Бабушка уже минут двадцать буравила меня недобрым взглядом и методично уничтожала заварные пирожные. Пользовалась моментом, пока дед не видит.
— Твоя логика просто убийственна, — глядя поверх очков, выдает она, свое гениальное умозаключение. — Люблю не могу, но простить не могу, потому что дура и сама это признаю. Ты уж определись, пожалуйста, с приоритетами.
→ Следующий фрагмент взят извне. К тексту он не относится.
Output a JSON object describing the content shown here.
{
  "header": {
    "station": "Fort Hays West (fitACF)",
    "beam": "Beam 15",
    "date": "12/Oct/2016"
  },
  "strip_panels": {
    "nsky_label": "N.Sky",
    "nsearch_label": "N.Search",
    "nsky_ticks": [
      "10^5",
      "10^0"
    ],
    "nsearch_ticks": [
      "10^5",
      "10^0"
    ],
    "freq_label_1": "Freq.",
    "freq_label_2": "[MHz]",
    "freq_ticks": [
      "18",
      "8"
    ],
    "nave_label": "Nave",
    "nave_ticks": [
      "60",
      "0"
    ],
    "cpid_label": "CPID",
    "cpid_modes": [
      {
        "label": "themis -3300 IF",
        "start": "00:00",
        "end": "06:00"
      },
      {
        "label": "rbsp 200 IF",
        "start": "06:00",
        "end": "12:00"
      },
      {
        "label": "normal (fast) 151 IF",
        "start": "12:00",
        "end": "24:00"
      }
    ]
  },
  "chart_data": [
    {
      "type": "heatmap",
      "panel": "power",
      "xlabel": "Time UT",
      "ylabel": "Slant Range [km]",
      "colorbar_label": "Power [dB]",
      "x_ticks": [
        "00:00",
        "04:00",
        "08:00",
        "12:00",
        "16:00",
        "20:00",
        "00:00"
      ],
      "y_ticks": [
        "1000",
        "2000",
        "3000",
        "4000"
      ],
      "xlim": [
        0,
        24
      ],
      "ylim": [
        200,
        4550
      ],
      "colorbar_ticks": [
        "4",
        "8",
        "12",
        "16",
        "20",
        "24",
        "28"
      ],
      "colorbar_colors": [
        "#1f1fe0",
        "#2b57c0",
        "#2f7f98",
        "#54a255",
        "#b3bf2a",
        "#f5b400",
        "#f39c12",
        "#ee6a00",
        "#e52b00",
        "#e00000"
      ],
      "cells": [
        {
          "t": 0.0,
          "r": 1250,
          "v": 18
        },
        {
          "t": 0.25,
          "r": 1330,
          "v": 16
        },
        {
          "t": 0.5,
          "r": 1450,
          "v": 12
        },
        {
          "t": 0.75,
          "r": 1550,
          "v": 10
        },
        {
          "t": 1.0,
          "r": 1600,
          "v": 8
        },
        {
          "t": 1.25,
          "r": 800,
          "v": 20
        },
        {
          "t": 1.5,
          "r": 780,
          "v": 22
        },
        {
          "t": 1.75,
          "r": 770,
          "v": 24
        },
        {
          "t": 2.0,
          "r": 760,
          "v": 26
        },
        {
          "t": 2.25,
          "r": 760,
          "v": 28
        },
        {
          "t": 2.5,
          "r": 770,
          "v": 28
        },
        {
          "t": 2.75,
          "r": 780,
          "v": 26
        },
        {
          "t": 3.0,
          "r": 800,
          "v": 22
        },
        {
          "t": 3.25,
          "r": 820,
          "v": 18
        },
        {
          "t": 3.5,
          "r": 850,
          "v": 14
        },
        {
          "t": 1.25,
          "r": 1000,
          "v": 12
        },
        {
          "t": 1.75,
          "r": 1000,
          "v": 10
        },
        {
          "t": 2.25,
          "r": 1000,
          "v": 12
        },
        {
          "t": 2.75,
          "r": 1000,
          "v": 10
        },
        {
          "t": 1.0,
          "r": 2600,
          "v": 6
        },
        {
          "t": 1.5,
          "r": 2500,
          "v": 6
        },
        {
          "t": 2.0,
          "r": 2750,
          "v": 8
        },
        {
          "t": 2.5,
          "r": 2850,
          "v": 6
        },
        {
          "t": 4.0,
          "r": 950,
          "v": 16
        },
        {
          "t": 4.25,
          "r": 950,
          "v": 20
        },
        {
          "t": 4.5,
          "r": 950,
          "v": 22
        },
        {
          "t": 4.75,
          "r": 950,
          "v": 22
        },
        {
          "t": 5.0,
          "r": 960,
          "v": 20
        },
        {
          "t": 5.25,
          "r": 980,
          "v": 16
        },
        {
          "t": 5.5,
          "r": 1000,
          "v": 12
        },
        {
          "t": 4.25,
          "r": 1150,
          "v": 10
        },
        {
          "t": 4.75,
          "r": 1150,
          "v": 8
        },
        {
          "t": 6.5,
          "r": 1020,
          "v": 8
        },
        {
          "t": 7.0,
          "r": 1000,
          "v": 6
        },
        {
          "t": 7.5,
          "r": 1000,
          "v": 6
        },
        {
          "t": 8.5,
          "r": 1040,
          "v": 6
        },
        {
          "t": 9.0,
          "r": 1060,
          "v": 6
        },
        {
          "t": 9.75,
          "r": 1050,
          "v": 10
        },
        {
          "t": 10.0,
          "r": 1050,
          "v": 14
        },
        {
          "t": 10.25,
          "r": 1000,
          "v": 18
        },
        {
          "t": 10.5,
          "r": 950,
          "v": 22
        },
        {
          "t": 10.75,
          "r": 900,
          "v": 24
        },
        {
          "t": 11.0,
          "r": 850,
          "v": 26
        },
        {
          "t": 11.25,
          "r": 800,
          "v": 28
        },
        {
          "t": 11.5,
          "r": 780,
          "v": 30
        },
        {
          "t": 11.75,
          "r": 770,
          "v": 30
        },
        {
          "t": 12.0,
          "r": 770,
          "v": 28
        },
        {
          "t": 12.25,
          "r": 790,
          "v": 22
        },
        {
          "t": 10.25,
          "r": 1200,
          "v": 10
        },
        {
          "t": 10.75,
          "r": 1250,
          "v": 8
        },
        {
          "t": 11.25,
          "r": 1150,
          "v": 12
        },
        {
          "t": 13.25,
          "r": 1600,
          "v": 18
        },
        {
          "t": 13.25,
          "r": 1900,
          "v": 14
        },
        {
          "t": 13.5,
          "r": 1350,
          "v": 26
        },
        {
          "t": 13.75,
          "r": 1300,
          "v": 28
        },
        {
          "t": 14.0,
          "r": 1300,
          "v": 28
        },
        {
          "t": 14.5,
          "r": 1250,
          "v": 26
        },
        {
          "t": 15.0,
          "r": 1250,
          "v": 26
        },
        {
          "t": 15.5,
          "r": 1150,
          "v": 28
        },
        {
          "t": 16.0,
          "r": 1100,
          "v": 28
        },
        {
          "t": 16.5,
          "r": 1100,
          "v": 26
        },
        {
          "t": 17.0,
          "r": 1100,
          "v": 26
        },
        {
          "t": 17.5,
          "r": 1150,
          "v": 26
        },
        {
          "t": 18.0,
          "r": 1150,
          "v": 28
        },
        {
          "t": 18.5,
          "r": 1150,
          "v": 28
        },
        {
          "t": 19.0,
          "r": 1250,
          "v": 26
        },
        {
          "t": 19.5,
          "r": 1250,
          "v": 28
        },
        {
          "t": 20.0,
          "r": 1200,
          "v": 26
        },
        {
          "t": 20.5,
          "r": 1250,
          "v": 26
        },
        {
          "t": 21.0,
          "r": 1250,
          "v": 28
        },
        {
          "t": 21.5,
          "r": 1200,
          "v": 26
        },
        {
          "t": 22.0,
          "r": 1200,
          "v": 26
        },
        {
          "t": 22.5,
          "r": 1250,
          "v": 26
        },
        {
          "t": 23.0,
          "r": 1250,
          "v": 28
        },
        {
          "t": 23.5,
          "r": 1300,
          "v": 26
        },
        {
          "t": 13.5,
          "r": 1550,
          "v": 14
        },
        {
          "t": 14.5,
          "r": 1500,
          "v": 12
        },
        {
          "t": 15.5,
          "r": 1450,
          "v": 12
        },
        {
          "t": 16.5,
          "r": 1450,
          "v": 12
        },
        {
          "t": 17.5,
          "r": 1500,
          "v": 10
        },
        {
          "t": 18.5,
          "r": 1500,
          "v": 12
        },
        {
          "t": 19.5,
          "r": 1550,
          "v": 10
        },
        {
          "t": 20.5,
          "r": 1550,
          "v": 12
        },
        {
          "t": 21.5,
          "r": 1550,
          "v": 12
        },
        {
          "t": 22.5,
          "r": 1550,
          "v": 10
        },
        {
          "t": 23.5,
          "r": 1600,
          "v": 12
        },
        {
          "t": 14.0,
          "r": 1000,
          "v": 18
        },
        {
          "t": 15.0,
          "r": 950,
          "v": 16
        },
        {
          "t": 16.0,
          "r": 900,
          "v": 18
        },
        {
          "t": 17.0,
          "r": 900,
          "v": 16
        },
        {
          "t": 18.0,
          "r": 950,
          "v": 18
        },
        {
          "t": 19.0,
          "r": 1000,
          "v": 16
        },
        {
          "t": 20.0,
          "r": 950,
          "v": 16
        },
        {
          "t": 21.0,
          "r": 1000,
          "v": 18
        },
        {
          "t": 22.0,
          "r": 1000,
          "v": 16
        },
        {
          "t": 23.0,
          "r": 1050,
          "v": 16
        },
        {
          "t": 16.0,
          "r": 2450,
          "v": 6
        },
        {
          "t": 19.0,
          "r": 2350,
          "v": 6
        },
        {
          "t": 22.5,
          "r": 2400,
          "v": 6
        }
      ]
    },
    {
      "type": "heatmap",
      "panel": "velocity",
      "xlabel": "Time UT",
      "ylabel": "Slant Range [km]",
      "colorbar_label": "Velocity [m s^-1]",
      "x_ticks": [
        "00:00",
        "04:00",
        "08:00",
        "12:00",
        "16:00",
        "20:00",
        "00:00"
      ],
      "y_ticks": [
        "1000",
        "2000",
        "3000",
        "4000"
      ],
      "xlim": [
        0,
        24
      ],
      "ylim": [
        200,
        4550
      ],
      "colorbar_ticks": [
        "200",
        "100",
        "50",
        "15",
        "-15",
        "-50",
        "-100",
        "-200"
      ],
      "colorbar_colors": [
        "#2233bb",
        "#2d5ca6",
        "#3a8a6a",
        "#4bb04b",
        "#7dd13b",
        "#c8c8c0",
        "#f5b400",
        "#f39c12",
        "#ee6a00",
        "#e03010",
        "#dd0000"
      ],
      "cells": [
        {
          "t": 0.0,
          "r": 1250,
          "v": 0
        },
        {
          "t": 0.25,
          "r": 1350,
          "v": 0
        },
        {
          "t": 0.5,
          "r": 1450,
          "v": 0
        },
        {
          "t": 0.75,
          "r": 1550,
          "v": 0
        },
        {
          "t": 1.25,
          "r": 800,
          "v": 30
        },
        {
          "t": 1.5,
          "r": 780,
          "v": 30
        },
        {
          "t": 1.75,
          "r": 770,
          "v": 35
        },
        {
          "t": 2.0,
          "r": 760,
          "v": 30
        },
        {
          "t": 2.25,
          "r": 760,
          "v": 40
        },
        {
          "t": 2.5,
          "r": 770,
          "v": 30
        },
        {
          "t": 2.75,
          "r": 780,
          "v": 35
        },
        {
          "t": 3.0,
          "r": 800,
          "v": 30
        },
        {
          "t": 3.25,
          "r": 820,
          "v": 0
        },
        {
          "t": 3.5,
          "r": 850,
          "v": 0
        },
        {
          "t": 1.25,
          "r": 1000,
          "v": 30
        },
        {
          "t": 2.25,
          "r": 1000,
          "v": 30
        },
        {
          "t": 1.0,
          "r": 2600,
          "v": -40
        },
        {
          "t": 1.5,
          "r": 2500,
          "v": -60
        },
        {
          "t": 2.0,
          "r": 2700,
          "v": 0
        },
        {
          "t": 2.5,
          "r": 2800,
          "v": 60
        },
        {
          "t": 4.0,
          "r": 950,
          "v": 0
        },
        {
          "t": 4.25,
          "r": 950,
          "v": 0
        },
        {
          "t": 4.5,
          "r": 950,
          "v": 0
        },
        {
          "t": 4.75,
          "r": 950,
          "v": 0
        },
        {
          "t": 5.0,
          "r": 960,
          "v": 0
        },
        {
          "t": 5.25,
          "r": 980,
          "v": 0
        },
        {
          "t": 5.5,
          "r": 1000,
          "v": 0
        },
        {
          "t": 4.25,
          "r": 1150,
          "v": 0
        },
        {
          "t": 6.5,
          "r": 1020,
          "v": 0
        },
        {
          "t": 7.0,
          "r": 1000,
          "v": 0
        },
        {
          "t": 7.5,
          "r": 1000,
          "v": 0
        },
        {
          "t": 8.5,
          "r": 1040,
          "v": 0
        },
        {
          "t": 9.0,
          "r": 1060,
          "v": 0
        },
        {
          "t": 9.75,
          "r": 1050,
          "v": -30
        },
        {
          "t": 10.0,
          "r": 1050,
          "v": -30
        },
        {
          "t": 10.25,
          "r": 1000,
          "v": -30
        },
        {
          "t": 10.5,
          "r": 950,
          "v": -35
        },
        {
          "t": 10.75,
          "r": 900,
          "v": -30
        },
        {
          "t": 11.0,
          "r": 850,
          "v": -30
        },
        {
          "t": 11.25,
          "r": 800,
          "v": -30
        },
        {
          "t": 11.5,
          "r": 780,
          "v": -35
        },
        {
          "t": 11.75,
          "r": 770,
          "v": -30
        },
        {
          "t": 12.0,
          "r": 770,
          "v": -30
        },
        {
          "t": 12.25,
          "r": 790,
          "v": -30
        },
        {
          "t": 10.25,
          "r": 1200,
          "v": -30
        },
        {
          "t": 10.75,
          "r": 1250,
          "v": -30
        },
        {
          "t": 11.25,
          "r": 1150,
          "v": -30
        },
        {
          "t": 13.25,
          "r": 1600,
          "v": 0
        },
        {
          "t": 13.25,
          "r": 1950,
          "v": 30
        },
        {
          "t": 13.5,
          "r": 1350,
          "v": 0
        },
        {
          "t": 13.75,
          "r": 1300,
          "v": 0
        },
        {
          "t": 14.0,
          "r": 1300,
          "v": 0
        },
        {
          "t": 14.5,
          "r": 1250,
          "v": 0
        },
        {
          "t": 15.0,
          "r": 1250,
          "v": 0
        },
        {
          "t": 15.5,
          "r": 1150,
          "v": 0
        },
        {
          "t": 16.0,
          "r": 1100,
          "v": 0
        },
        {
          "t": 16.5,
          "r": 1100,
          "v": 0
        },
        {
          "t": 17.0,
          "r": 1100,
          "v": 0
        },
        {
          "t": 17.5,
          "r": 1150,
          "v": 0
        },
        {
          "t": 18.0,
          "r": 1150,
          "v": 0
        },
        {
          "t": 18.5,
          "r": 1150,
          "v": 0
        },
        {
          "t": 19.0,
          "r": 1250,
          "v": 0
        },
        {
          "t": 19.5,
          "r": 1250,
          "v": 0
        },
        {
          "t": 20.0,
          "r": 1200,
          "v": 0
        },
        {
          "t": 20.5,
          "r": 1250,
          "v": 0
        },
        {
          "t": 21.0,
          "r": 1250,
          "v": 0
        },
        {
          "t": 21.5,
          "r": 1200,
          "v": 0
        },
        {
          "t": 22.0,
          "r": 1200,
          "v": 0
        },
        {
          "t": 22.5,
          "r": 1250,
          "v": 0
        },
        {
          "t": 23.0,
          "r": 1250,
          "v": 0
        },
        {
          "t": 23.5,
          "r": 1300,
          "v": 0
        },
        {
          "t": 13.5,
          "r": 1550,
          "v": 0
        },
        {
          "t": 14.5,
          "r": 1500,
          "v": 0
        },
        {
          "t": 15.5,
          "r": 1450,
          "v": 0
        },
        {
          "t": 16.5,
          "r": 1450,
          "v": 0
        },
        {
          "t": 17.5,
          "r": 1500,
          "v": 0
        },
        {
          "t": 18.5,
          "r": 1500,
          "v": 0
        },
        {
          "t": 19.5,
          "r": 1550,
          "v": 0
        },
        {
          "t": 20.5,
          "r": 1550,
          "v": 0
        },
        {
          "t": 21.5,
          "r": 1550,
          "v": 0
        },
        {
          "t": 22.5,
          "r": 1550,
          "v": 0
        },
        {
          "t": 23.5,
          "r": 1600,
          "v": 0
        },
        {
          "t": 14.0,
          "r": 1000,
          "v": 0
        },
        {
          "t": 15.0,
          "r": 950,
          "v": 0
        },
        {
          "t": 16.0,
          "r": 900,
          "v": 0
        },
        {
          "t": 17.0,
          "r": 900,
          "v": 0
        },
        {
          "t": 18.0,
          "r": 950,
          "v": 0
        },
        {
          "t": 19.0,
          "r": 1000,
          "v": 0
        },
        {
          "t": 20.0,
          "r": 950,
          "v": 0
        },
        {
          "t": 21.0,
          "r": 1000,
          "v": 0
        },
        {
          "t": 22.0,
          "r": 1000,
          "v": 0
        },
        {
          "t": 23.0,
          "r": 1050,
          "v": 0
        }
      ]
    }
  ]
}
— Умеешь ты, посоветовать, — меланхолично говорю я, старательно размешивая сахар в чае.
— А тут советовать не нужно, — пожилая женщина неодобрительно поджимает губы. — Не майся дурью, и не выноси мне мозг. Они у меня и так в последнее время плохо соображают.
— Поменьше налегай на сладкое, глядишь, и голова проясниться, — возвращаю шпильку я.
— Поговори мне тут еще. Ишь, выросла она, а ума не добавилось.
Я скептически посмотрела на нее и тут же вздрогнула, когда бабушка неожиданно шмякнула кулаком по столу, да так, что ее любимые фарфоровые чашечки с жалобным звяканьем подпрыгнули.
— Хватит себе нервы трепать и мужику. Это он сейчас перед тобой на задних лапках скачет, а как побьется о скалы, да и пойдет утешение искать. Да-да. Вот Ирочка обрадуется.